On their return to Russia, they settled into a 200-room palace (the former Baryatinsky mansion) at 46 Sergievskaya street (today Tchaikovskogo Street), Saint Petersburg. The palace, a gift from Tsar Nicholas II to his sister, now houses the Saint Petersburg Chamber of Commerce and Industry. The grand duchess had her own studio to draw, but in their large palace, Olga and Peter had separate bedrooms at opposite ends of the building. Unhappy in her marriage, Olga fell into bouts of depression that caused her to lose her hair, forcing her to wear a wig. It took two years for her hair to regrow.

Near the Oldenburg's estate, Ramon in Voronezh province, Olga had her own villa, called "Olgino" after the local town. She subsidized the village school out of her own pocket, and established a hospital. Her daughter-in-law later wrote, "She tried to help every needy person as far as her strengths and means would permit." At the hospital, she learned basic medical treatment and proper care from the local doctor. She exemplified her strong Orthodox faith by creating religious icons, which she distributed to the charitable endeavours she supported. At Ramon Olga and Peter enjoyed walking through the nearby woods and hunted wolves together. He was kind and considerate towards her, but she longed for love, a normal marriage and children.

In April 1903, she was introduced to a Blue Cuirassier Guards officer Nikolai Kulikovsky by her brother Michael during a royal military review at Pavlovsk Palace. Olga and Kulikovsky began to see each other, and exchanged letters regularly. The same year, at the age of 22, she confronted her husband and asked for a divorce, which he refused with the qualification that he might reconsider after seven years. Nevertheless, Oldenburg appointed Kulikovsky as an aide-de-camp, and allowed him to live in the same residence as Oldenburg and the Grand Duchess on Sergievskaya street. The relationship between Kulikovsky and the Grand Duchess was not public, but gossip about their romance spread through society.

From 1904 to 1906, Duke Peter was appointed to a military post in Tsarskoye Selo, a complex of palaces just south of Saint Petersburg. In Tsarskoye Selo, the Grand Duchess grew close to her brother Nicholas and his family, who lived at the Alexander Palace near her own residence. Olga prized her connection to the Tsar's four daughters. From 1906 to 1914, Olga took her nieces to parties and engagements in Saint Petersburg, without their parents, every weekend throughout the winter. She especially took a liking to the youngest of Nicholas's daughters, her god-daughter Anastasia, whom she called Shvipsik ("little one"). Through her brother and sister-in-law, Olga met Rasputin, a self-styled holy man who purported to have healing powers. Although she made no public criticisms of Rasputin's association with the imperial family, she was unconvinced of his supposed powers and privately disliked him.

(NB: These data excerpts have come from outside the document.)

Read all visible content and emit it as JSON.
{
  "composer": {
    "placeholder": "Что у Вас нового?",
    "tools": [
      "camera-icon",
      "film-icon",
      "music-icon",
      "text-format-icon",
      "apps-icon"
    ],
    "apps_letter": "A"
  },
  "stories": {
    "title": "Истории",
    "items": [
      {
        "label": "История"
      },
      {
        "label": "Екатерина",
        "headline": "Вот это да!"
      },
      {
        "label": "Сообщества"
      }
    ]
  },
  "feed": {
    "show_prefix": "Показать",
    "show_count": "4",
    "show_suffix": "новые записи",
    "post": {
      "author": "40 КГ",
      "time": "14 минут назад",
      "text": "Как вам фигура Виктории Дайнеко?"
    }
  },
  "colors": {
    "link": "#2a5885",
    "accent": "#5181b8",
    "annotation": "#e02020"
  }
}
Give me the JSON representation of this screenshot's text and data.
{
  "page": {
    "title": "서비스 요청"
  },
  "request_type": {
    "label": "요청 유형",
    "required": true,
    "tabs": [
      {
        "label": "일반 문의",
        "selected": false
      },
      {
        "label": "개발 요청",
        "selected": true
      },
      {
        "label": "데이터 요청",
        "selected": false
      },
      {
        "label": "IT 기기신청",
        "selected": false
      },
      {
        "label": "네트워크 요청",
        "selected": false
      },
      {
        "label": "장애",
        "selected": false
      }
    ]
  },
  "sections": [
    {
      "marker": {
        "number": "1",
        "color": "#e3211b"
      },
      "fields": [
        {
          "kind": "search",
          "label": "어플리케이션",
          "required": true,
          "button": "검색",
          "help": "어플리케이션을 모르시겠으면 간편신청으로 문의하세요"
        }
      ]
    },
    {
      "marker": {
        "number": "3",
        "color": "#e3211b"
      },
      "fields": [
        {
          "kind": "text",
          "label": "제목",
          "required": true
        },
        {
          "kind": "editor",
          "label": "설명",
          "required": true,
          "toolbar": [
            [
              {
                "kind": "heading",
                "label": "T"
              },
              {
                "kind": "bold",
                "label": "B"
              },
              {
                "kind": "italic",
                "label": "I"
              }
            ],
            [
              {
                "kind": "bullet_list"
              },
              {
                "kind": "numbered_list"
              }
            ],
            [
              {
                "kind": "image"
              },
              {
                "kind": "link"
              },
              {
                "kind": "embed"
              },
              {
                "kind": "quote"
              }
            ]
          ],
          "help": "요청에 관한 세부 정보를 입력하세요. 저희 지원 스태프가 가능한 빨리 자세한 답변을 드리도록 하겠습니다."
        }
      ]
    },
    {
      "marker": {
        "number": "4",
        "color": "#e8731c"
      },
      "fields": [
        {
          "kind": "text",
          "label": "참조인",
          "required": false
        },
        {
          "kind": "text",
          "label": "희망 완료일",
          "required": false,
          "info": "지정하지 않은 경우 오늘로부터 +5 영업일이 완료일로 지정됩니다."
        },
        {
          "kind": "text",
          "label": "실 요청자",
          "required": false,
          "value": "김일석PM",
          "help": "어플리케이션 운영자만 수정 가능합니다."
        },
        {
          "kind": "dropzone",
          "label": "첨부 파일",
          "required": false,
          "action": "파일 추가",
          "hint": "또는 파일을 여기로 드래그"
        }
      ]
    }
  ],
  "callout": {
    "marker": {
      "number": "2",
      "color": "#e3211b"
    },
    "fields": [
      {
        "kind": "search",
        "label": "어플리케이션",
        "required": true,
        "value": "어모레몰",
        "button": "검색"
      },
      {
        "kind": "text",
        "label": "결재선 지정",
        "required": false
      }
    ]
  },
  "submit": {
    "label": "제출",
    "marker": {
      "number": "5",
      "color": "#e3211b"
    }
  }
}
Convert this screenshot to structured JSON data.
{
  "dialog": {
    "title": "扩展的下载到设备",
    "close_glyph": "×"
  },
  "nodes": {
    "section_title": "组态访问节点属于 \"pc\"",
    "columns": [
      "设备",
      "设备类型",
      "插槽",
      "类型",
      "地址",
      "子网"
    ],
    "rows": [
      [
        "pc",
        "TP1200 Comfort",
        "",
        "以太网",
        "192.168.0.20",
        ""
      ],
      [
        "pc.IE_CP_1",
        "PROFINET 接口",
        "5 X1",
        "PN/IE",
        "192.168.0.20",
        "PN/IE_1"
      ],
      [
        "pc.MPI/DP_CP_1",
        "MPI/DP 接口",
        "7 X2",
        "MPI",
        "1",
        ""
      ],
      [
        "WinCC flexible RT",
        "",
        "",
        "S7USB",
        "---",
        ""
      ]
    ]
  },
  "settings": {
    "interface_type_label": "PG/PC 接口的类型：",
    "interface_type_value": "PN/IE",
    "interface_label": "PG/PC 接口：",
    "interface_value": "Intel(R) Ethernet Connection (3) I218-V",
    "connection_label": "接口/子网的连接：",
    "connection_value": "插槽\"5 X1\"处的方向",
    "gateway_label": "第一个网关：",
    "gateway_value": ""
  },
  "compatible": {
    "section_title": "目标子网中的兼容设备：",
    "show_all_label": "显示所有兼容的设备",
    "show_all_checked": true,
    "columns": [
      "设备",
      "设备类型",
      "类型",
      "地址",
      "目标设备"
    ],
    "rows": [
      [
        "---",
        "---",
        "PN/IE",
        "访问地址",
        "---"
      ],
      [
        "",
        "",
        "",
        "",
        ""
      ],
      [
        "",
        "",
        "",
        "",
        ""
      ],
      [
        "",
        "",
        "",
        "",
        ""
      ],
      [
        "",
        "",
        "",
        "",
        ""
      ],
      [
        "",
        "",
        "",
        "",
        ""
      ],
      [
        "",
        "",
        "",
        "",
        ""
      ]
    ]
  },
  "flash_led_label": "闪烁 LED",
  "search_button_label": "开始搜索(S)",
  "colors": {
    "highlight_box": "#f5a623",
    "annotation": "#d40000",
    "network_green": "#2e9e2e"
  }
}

As Olga grew close to her brother's family, her relationship with her other surviving brother, Michael, deteriorated. To her and Nicholas's horror, Michael eloped with his mistress, a twice-divorced commoner, and communication between Michael and the rest of the family was essentially cut off.

Public unrest over the Russo-Japanese War and demands for political reform increased in the early years of the twentieth century. At Epiphany 1905, a band of revolutionaries fired live rounds at the Winter Palace from the Peter and Paul Fortress. Olga and the Dowager Empress were showered with glass splinters from a smashed window, but were unharmed. Three weeks later, on "Bloody Sunday", at least 92 people were killed by Cossack troops during a demonstration, and a month later Olga's uncle, Grand Duke Sergei Alexandrovich of Russia, was assassinated. Uprisings occurred throughout the country, and parts of the navy mutinied. Olga supported the appointment of the liberal Pyotr Stolypin as prime minister, and he embarked on a programme of gradual reform, but in 1911 he was assassinated. The public unrest, Michael's elopement, and Olga's sham marriage placed her under strain, and in 1912, while visiting England with her mother, she suffered a nervous breakdown. Tsarina Alexandra was also unwell with fatigue, concerned by the poor health of her hemophiliac son, Alexei. Olga stood in for the Tsarina at public events, and accompanied her brother on a tour of the interior, while the Tsarina remained at home.